Du sud-ouest malien à l’orée du Sénégal oriental, le Jama’at Nusrat al-Islam wal-Muslimin (JNIM) redessine silencieusement les contours de son influence. À coups de sermons insidieux, d’incursions ciblées et de trafics bien huilés, le groupe djihadiste trace sa route vers la Mauritanie et le Sénégal. Une nouvelle géographie de la menace s’installe.
Il y a des bruits que seules les pistes poussiéreuses de Kayes entendent. Ce ne sont pas les moteurs des 4×4 des douaniers, mais ceux plus discrets — et souvent plus meurtriers — des pick-up du JNIM. En moins de trois ans, cette région frontalière est devenue le théâtre d’un basculement lent, mais méthodique orchestré par la Katiba Macina, filiale active d’un JNIM qui ne se contente plus du centre malien, révèle un rapport du Timbuktu institute.
Une emprise tentaculaire et silencieuse
Ce que révèle ce dernier rapport d’analyse sur la zone des trois frontières — Mali, Mauritanie, Sénégal — n’a rien de surprenant pour ceux qui scrutent les mouvements du djihadisme sahélien : le JNIM a changé de tempo et de territoire cible. Sa stratégie ? Infiltrer, enrôler, contrôler. Ses méthodes ? Vols massifs de bétail, taxation dans les zones minières et forestières, et endoctrinement soft, mais efficace à travers les prêches. Son but ? Élargir son emprise économique et idéologique, sans entrer immédiatement en guerre frontale avec les États voisins.
Dans les sous-bois de la Falémé et jusque dans les marchés de bétail de la région de Kayes, le JNIM ne se cache plus, indique le rapport. Il encadre les trafics, prélève sa dîme et tisse des liens communautaires là où l’État est absent. Le rapport mentionne l’implantation de structures parallèles de gouvernance, imposant ses propres lois, fiscalités et « protections » aux communautés locales. À travers l’économie informelle, le groupe devient un acteur incontournable du commerce transfrontalier, surtout entre le Mali, la Mauritanie et le Sénégal.
Kayes-Bakel, corridor stratégique
L’axe Kayes-Bakel devient ainsi le talon d’Achille d’une sécurité sénégalaise pourtant vantée pour sa solidité. L’attaque de février 2025 à Melgué, à quelques kilomètres de la frontière, qui a coûté la vie à trois soldats maliens, n’est pas un cas isolé, mais le symptôme d’une stratégie d’encerclement de Bamako, et de test de résistance des périphéries sénégalaises. Le port de Dakar, par lequel transite une grande partie des importations maliennes, devient indirectement concerné par cette pression djihadiste.

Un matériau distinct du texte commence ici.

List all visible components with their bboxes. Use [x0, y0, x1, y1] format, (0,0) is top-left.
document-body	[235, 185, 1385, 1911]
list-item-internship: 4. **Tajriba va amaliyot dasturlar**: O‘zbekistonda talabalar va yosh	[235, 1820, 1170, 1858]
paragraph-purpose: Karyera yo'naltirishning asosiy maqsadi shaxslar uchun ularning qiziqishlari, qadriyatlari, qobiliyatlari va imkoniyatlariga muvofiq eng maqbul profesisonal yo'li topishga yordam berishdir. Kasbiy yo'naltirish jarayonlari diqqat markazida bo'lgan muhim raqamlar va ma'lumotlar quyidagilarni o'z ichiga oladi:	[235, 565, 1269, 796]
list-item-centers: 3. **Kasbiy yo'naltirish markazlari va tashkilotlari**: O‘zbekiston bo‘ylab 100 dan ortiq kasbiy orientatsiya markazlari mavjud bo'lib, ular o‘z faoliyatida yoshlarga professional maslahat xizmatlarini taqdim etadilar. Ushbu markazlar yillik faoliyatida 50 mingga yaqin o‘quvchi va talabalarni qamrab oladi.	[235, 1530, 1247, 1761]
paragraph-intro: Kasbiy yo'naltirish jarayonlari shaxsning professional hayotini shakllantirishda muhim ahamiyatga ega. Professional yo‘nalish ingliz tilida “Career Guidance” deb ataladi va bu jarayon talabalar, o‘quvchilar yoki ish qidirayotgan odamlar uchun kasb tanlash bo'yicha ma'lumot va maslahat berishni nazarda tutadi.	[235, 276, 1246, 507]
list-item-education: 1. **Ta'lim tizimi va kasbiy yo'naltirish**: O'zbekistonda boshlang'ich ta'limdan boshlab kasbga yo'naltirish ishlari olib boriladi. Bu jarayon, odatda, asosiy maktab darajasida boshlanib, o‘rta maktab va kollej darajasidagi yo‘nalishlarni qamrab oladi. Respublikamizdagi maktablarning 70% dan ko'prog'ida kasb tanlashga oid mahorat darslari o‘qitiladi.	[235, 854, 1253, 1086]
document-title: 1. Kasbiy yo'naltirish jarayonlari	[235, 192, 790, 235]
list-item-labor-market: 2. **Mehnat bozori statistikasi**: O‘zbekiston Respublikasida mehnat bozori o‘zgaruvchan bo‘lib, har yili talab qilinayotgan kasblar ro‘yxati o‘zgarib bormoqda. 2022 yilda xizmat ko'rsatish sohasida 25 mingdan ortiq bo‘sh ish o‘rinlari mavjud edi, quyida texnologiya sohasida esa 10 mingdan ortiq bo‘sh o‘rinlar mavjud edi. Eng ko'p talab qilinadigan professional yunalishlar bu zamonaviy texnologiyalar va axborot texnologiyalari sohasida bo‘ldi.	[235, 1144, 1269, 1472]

Le Sénégal, pays souvent cité en exemple pour sa résilience religieuse et sociale, n’est pourtant pas hors d’atteinte. Si la doctrine soufie y reste dominante, l’idéologie salafiste s’infiltre dans les failles d’un système de castes toujours vivace dans l’est du pays, et où les frustrations sociales liées à l’orpaillage ou à l’accès à la terre deviennent des points d’appui pour les discours djihadistes. Le chômage des jeunes, les soupçons de collusion entre élites locales et compagnies minières étrangères — notamment chinoises — forment un cocktail explosif.
La Mauritanie, entre illusion de stabilité et réel danger
Du côté mauritanien, les vastes étendues désertiques et l’accueil de réfugiés maliens facilitent les déplacements discrets d’hommes et de marchandises. Le JNIM s’y positionne comme un fournisseur de protection et d’opportunités économiques dans les zones délaissées. Son agenda : installer des « couveuses » locales, recruter en silence, et préparer l’avenir.
Le rapport, lucide, mais sans alarmisme inutile, trace des pistes. Renforcer la présence militaire dans les zones frontalières, oui. Mais aussi réinvestir le champ économique, écouter les communautés locales, et éviter que l’État ne soit vu comme un prédateur plutôt qu’un protecteur. Car le JNIM n’impose pas seulement la terreur. Il offre aussi des « solutions » là où les autorités ont déserté.
Ce qui se joue dans les confins de Kayes n’est plus seulement une affaire malienne. C’est l’avenir sécuritaire d’une sous-région entière qui se dessine dans le sable et le silence des frontières.